“Struggle” is well known in American culture, and is sometimes linked to two historic sources — first is the notion of “Puritan ethics” that were brought over on the Mayflower by our Founding Fathers; and second is the Depression, which many people reference as the excuse behind their own tendency to struggle in the world (even when they themselves did not experience the Depression firsthand). When you burrow down on any American’s tendency to struggle, these two historical events often surface to explain or rationalize the well-known mental habit pattern.
As usual, I have a somewhat contrarian perspective on the matter. It is my belief that the notion that life must be a struggle is linked to two psychological (not historical) precedents.
First is the cultural norm, which in the U.S. is often linked to a psychological types pattern of ESTJ preferences. We are said to have an ESTJ culture in the U.S. The underlying temperament that informs this pattern also appears to be the most common in the culture as a whole (the largest percentage of our population), so no surprise that its mindset would prevail. I refer to this temperament as the “Stabilizer.”
There are many wonderful, admirable aspects to this noble temperament that inform the core of who we are as countrymen and patriots… AND this virtuous temperament can sometimes foster a pessimistic, worst-case point-of-view. In other words, this temperament believes that work is to be taken seriously, and play should be earned. Anyone who does not abide by that mindset is considered frivolous and seldom taken seriously. Even Santa Claus checks his magical list to make sure you have been “good” before you are allowed to have your Christmas gift.
So this is the prevailing attitude of the U.S. Collective, and I think most of us here have some familiarity with that mindset, whether through our cultural myths of hardworking individuals; or through first-hand experiences of its being taught overtly in school; or from reporting to a job where the idea was perpetuated throughout the company culture. It is present in some form all around us — from Boy Scout troops to government institutions (consider the postal service motto, “neither rain nor snow nor dark of night”) to Fortune 500 boardrooms.

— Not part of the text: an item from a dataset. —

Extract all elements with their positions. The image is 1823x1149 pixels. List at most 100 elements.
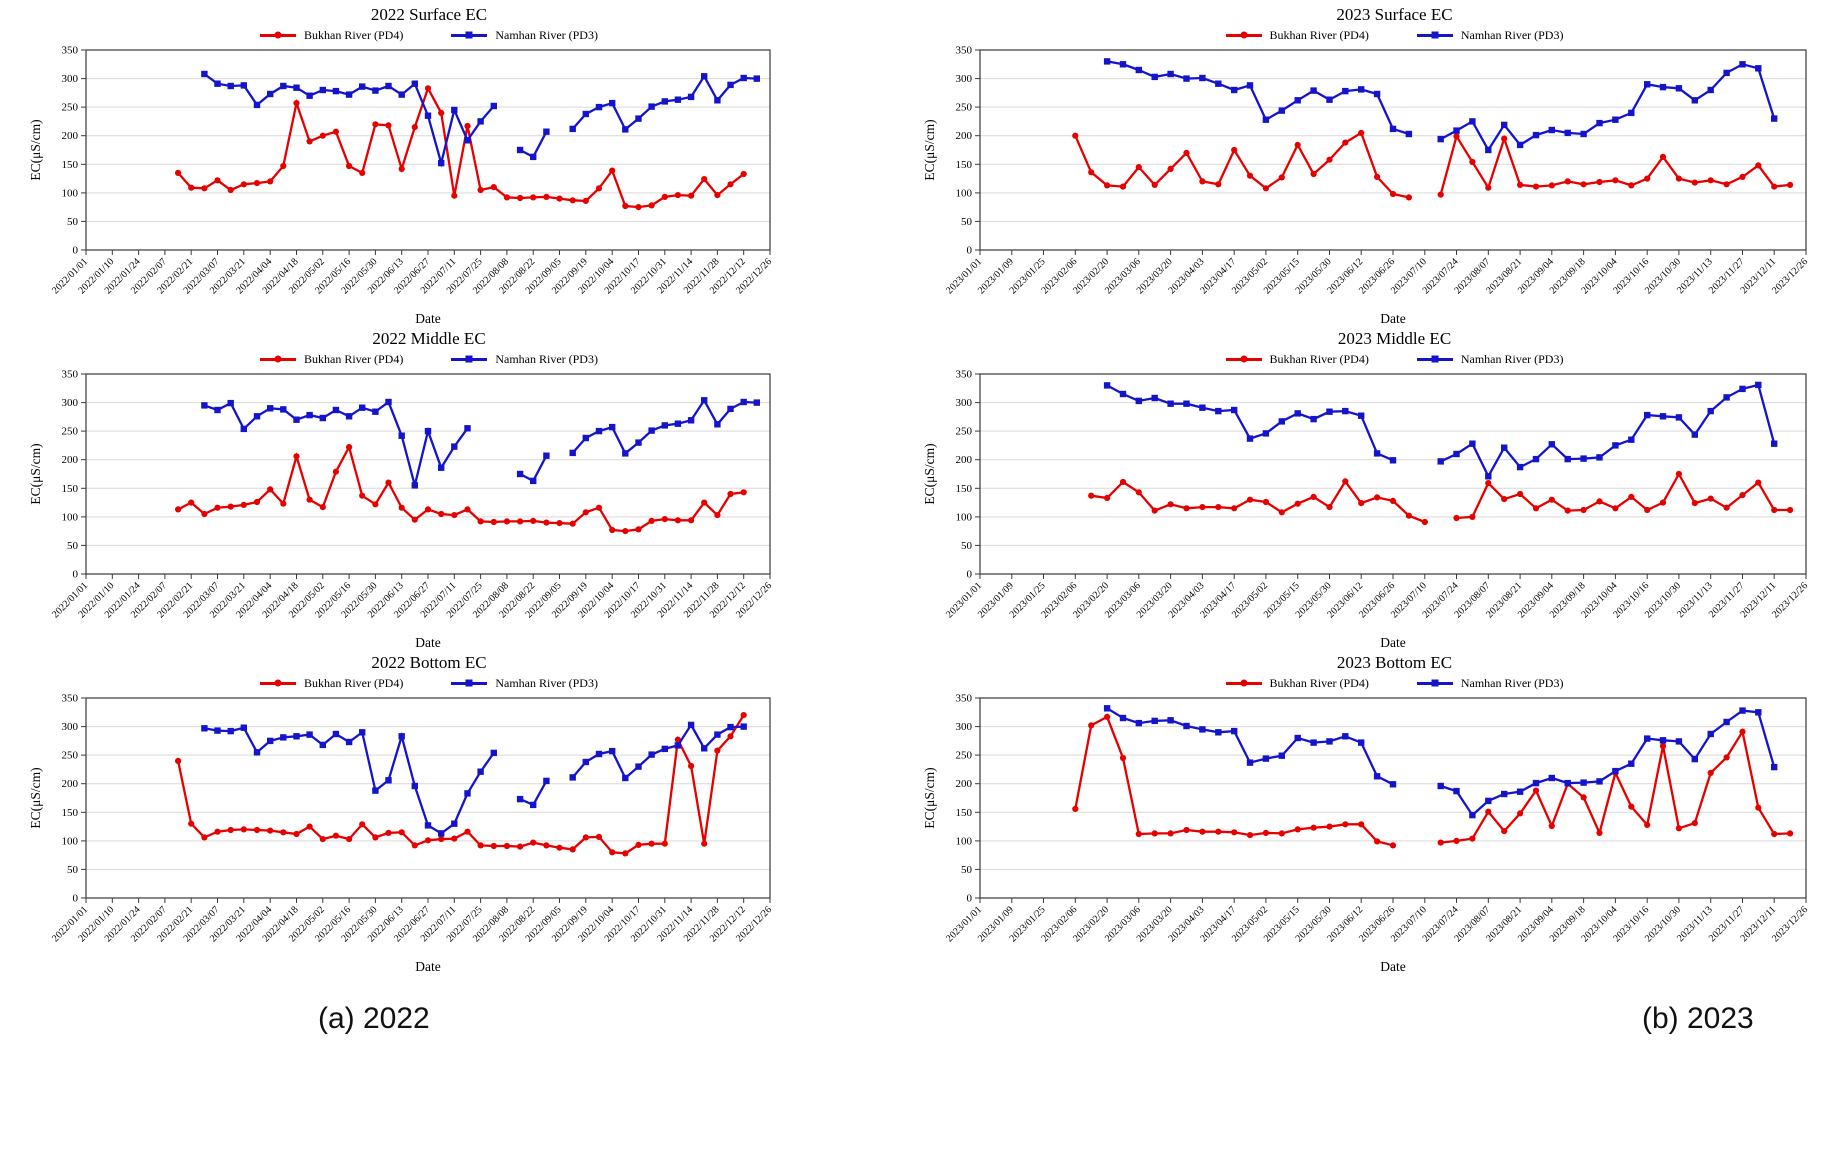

Mind you, these are ideals, so even the most straight-laced representatives of this temperament are unable to live up to its impossibly high standards. While it may be easier for people who innately have this temperament pattern to feel validated around their values in this climate, it is still no cakewalk. Stabilizers may require even more help and support than those with less common temperaments to separate from the Collective and forge themselves into unique individuals.
Now, the second psychological precedent is even more pernicious, since it lives within rather than without. Struggle is commonly a byproduct of our Inner Critic, who will frequently push us towards workaholism and suffering, and is anti-life in general. It is often the source of depression, and may go so far as to encourage suicide when one does not live up to its outrageously high standards.
We all have this Inner Critic, and it is probably the shadow archetype most painfully familiar to each of us. Unchecked, the Inner Critic may end up running the show, and perhaps drive us mercilessly into the ground. It is the slavedriver that chains us to the oars and deprives us of food and water as it cracks the whip and admonishes us to work harder harder harder… which coincides with the Collective’s encouragement to also “work hard” and be outwardly “successful” as well. Freeing ourselves from this unconscious prison of suffering typically demands a confrontation and reconciliation of some kind with this disquieting aspect of our Self.
Our tendency to suffering is thus pressured on us from two angles — from within and from without. In this way, these two psychological forces collude and keep many people in our population miserable.
These two powers press on us unrelentingly, and protect the little “s” self, while the oppressed part of us that is entitled to self-expression, along with its accompanying joy and happiness, are aspects of the capital “S” Self that the Collective discourages. Thus, it can be an act of genuine courage to confront this indoctrination in order to embrace grace and flow and ease in our lives in its place, and to take a stand for the capital “S” Self over the little “s” self, which has all odds stacked against it.
“Personality is the supreme realization of the innate idiosyncracy of a living being. It is an act of high courage flung in the face of life, the absolute affirmation of all that constitutes the individual, the most successful adaptation to the universal conditions of existence coupled with the greatest possible freedom for self-determination.” -Jung
I often hear about the historic precedents — the Depression and the Puritan ethics — and I suspect they are convenient “hooks” to hang baggage on that is truthfully generated by these twin psychological cannons aimed at us from the Collective outside and the inner world inside, and our work as individuals is about coming to terms with those psychological forces and reconciling them (and we as coaches support that numinous process).